Je ne te prendrais rien d'autre que tes regards dans l'abandon, ta main, je la baiserais, tellement, et ta peau, je la dévorerais, dans un instant trop court. Laisse moi m'y droguer, m'y laisser, un peu, avant de t'en aller.
Si j'avais l'affront de manger ta bouche avant tout.

Lettre deux.

(Au coin d'un cahier le lendemain de la première, comme je ne peux attendre)

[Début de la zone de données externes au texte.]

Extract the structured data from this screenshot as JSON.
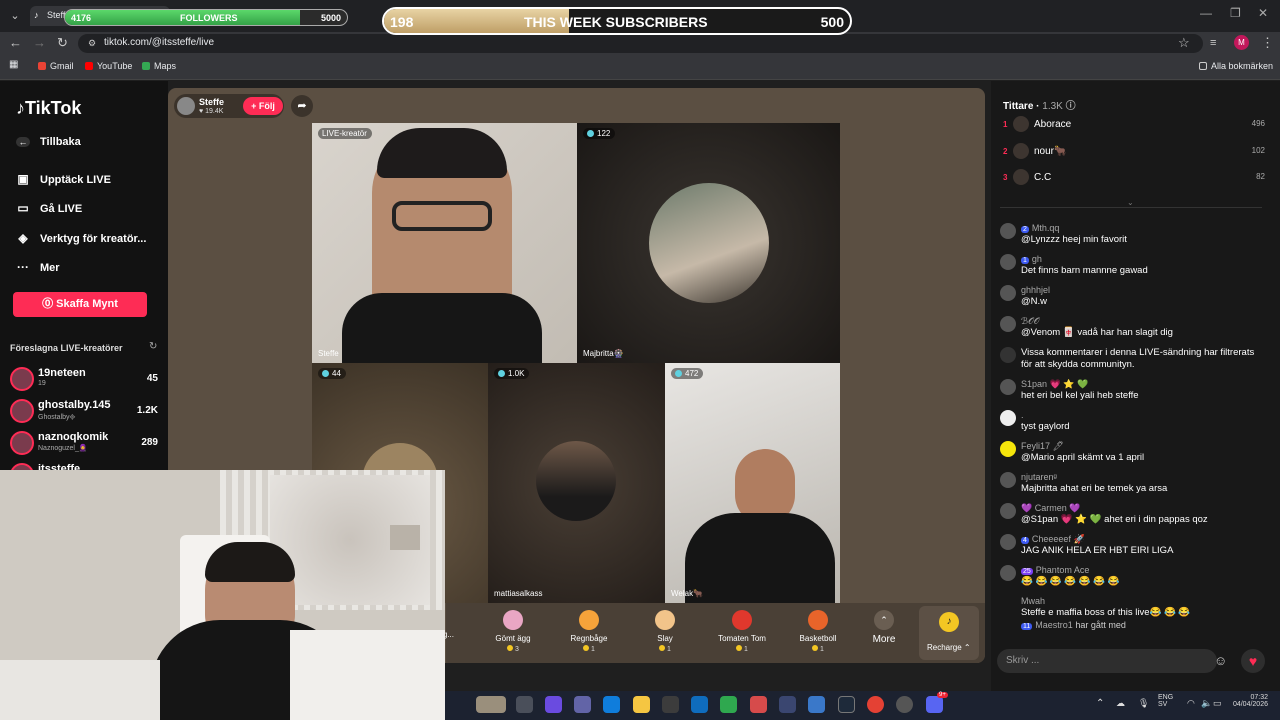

Je ne peux attendre d'y être pour m'alléger. Le poids est donc si lourd. Et je te sens irrémédiablement attiré par ma présence, si bien que tu pourrais t'y reposer toujours : je ne te laisserai pas. Peut-être s'agit-il de cela, tu le sens, au jour où tout le monde détruit ta confiance tu sais que par cette alliance j'en mourrais de te laisser tout à fait. Je suis rongée par ta douleur et je la sens traverser les murs et les autres j'ai envie de tendre mes bras pour que tu t'y soulages : mais le droit ne me semble pas laissé. C'est que je suis morte de peur et bien vite je me suis retirée tout à l'heure, ayant bravé une interdiction et ployant sous ta peine. Ou peut-être s'agit-il d'une mise à nu qui expliquerait tout cela, et ton rapprochement qui semble si logique soudain mais m'empêche de faire culminer ma douleur pour la tuer autant que possible. Plus que jamais te demander ma compréhension et j'hésite à m'ouvrir de peur de ne pouvoir la fermer ce qui finalement soulignerait (?) ultime beauté. Me voilà donc (?) sacrifiant mon âme plutôt que la tienne.

Lettre trois.

Je devrais te les envoyer. Je devrais tellement.
Peut-être que nous tuons tout.
Peut-être nous tuons nous.
Je sens, à quelques jours près, la culpabilité dévorer mes chairs.
Je n'ai pas envie, malgré tout, ton idiotie, ta faiblesse à dire 'oui', trois lettres évidentes, je n'ai pas envie, malgré tout, tes paroles odieuses, tes actes d'enfant, je n'ai pas envie de t'y laisser.
Et si tu m'ouvrais la main, grande, paume vers le ciel, tu aurais le droit de fermer les yeux, ou de les ouvrir bien grand, de me laisser avaler 'those deep eyes', dans une concordance parfaite, plutôt que d'extasier ta vanité à tout ruiner.
Je me damnerais.
Je me damnerais pour ta petite âme fraîche et confuse, embrumée par des siècles dont je ne connais rien, moi qui pourtant te dévore aussi facilement que si tu m'étais.

Une partie de moi refuse de t'abandonner. C'est que tu me retiens quand je me désenchaine, que tu me dis de rester à mi-voix, si peu que j'en doute infiniment, alors qu'il te suffirait de m'arrêter d'un mouvement pour peu qu'il soit juste.
Allons ne t'amuse pas ! Soit hanté, petit enfant des mondes perdus, combien je te déteste.
Je ne sais ce qui est le pire : te laisser me retenir ou me laisser t'aimer, ou bien ne plus t'aimer, refuser de t'aimer, j'ignore tout.
Ne peux-tu pas avoir un peu d'indulgence pour celle qui t'aime, celle que tu aimes assez pour refuser de la voir autrement qu'à toi ? Allons je te demande pardon, je me soumets une dernière fois, mais prends alors.